Je me rappelle m'être faufilée dans le garage par une nuit d'hiver pour vérifier les armoires et le coffre de la voiture, à la recherche de bouteilles vides laissées par mon conjoint. À 3 heures du matin, grelottant en pantoufles et en robe de chambre, je cherchais des « preuves » de quelque chose qui affectait presque tous les aspects de ma vie.
Une bouteille vide à la main, j'ai passé un appel désespéré à la thérapeute de mon conjoint, la suppliant de m'aider et exigeant qu'elle fasse quelque chose pour son problème d'alcool. Le lendemain matin, j'avais honte de mes actions et de mon désarroi. J'avais l'impression de perdre la raison.
J'ai entendu parler d'Al-Anon dans le cadre de mon travail et je me suis dit que je n'avais rien à perdre à essayer.
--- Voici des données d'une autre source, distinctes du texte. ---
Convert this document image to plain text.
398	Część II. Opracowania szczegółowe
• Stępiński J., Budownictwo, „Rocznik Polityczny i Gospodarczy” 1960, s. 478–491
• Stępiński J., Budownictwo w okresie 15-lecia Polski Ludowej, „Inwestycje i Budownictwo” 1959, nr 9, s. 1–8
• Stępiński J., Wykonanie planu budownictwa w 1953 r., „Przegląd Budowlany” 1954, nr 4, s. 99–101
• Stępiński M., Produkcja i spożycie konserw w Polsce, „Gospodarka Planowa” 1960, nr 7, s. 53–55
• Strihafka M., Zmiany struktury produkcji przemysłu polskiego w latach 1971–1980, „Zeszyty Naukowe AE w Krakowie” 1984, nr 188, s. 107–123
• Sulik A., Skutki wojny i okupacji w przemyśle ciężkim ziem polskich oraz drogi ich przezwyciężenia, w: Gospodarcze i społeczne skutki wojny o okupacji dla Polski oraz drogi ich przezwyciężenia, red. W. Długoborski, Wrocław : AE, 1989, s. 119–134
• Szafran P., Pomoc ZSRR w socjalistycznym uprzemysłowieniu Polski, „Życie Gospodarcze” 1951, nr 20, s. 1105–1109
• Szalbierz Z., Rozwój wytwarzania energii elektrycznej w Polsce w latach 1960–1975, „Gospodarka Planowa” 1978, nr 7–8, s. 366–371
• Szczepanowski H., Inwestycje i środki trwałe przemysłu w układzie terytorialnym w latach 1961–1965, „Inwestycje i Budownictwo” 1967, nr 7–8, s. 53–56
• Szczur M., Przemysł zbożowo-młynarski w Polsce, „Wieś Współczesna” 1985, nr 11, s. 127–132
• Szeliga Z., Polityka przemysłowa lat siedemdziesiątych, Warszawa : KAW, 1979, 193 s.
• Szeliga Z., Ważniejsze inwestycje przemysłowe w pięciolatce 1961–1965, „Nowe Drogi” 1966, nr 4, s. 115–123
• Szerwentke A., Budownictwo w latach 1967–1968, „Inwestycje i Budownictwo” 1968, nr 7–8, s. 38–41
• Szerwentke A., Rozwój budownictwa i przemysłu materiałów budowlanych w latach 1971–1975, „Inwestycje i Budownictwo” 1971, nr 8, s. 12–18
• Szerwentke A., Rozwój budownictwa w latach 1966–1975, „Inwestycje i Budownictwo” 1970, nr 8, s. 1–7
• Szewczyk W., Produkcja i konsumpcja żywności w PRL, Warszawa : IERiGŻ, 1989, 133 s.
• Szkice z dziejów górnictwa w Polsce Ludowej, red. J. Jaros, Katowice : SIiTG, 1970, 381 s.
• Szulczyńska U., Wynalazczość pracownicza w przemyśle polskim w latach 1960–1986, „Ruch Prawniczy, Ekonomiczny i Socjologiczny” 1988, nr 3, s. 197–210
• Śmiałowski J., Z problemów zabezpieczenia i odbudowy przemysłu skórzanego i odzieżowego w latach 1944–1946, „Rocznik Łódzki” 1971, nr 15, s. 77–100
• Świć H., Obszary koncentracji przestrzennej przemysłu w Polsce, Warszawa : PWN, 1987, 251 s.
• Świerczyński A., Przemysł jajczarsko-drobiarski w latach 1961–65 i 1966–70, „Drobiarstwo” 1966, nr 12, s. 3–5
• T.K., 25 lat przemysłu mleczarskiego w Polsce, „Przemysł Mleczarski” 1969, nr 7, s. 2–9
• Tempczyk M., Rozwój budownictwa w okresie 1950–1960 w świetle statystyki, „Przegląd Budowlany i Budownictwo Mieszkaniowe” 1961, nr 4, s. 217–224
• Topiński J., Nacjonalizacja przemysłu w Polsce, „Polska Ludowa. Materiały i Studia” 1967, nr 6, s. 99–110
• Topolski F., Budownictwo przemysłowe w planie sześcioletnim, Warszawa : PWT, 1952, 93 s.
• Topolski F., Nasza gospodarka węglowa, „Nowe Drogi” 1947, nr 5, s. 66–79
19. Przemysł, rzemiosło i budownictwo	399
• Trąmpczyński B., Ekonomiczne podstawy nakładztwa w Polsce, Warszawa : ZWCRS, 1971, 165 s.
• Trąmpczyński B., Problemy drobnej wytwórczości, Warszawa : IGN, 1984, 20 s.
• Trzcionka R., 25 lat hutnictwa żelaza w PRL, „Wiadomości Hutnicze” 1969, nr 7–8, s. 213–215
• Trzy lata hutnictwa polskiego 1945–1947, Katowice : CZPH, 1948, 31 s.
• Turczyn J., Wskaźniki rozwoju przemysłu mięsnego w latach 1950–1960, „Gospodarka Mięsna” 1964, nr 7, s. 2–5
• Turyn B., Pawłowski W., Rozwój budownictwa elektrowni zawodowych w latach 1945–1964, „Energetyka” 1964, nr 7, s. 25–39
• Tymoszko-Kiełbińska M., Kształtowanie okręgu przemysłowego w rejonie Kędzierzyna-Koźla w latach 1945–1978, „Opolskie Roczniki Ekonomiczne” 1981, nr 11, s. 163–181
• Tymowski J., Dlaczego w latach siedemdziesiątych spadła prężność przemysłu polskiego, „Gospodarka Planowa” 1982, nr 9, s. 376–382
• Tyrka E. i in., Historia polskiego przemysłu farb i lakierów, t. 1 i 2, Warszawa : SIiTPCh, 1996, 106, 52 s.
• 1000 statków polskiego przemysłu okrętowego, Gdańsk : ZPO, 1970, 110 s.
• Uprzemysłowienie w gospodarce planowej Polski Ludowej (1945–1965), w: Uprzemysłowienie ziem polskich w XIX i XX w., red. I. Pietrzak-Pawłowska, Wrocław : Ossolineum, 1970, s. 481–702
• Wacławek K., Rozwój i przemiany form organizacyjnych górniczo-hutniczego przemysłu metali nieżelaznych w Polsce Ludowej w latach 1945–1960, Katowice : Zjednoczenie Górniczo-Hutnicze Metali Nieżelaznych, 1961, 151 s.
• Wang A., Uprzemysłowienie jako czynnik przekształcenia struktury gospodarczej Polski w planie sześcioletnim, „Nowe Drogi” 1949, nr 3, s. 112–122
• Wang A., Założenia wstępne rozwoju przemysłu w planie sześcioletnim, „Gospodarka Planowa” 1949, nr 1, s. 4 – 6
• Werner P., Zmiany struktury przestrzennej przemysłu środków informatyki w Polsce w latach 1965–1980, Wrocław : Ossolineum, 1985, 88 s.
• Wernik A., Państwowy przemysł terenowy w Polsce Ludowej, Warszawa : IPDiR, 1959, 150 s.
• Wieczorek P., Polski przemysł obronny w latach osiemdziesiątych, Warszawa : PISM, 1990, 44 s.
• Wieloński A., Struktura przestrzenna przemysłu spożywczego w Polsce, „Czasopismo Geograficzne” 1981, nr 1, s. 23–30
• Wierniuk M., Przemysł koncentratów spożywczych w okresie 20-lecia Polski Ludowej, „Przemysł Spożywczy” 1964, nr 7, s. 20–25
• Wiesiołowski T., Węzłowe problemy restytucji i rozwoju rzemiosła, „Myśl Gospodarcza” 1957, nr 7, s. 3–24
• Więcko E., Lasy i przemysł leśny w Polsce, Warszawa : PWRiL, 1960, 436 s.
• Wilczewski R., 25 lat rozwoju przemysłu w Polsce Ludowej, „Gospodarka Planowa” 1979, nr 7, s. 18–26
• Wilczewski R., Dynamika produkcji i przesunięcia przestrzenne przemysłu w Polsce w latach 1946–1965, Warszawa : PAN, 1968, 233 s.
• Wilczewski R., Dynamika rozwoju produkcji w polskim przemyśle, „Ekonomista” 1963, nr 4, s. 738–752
Chez Al-Anon, j'ai vite compris que la preuve que je cherchais n'était pas dans des bouteilles vides, mais bien au cœur de mon insécurité, de ma honte, de mon désespoir et de mon sentiment d'impuissance.
Al-Anon m'aide à me tourner vers l'intérieur pour trouver des moyens plus sains et plus raisonnables de faire face aux effets de l'alcoolisme.